3. L’accoglimento del primo motivo di ricorso comporta la cassazione dell’impugnata sentenza, con rinvio alla Corte di Appello di Cagliari in diversa composizione, che dovrà provvedere ad effettuare la dovuta comunicazione della pendenza del giudizio di querela di falso ai P.M., ai fini della sua partecipazione al procedimento. A tal fine, il giudice di rinvio farà applicazione del seguente principio di diritto: “nei giudizio di appello relativo alla querela di falso è necessario che la pendenza dei processo venga comunicata al P.M. presso il giudice “ad quem”, affinché egli sia posto in grado di intervenire, ai sensi dell’art. 221, co. 3, c.p.c., derivandone, in mancanza, la nullità del procedimento”.

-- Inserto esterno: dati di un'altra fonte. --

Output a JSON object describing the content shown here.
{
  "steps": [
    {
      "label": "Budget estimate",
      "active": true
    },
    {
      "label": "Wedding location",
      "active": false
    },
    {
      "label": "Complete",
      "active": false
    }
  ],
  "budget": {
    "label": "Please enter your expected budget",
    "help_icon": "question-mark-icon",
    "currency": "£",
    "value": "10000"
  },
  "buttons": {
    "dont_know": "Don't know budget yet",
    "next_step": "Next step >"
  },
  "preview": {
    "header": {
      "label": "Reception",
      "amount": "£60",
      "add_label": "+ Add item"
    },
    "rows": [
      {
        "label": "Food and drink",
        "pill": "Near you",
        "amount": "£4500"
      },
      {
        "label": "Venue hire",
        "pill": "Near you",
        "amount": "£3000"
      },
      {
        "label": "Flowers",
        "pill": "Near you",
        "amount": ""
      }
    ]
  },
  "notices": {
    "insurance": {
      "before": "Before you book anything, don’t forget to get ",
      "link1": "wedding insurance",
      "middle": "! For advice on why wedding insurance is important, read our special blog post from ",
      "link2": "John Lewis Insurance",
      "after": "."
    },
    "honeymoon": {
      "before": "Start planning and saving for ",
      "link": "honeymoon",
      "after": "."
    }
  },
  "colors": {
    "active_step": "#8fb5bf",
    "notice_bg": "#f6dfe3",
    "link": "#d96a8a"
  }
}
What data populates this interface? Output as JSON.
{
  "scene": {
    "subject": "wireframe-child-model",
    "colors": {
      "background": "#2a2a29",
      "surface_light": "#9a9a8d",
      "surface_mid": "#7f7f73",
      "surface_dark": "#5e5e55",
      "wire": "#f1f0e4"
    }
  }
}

4. Il giudice del rinvio provvederà, altresì, alla liquidazione delle spese del presente giudizio di legittimità.
P.Q.M.
La Corte Suprema di Cassazione;
accoglie il primo motivo di ricorso, assorbiti gli altri; cassa l’impugnata sentenza con rinvio alla Corte di Appello di Cagliari in diversa composizione, che provvederà anche alla liquidazione delle spese del presente giudizio. Ai sensi dell’art. 13, co. 1 quater, del d.P.R. n. 115 del 2002, dà atto della non sussistenza dei presupposti per il versamento, da parte del ricorrente, dell’ulteriore importo a titolo di contributo unificato, pari a quello dovuto per il ricorso, a norma del co. 1 bis dello stesso art. 13.
Così deciso in Roma, nella camera di consiglio della Prima Sezione Civile, il 26.6.2015.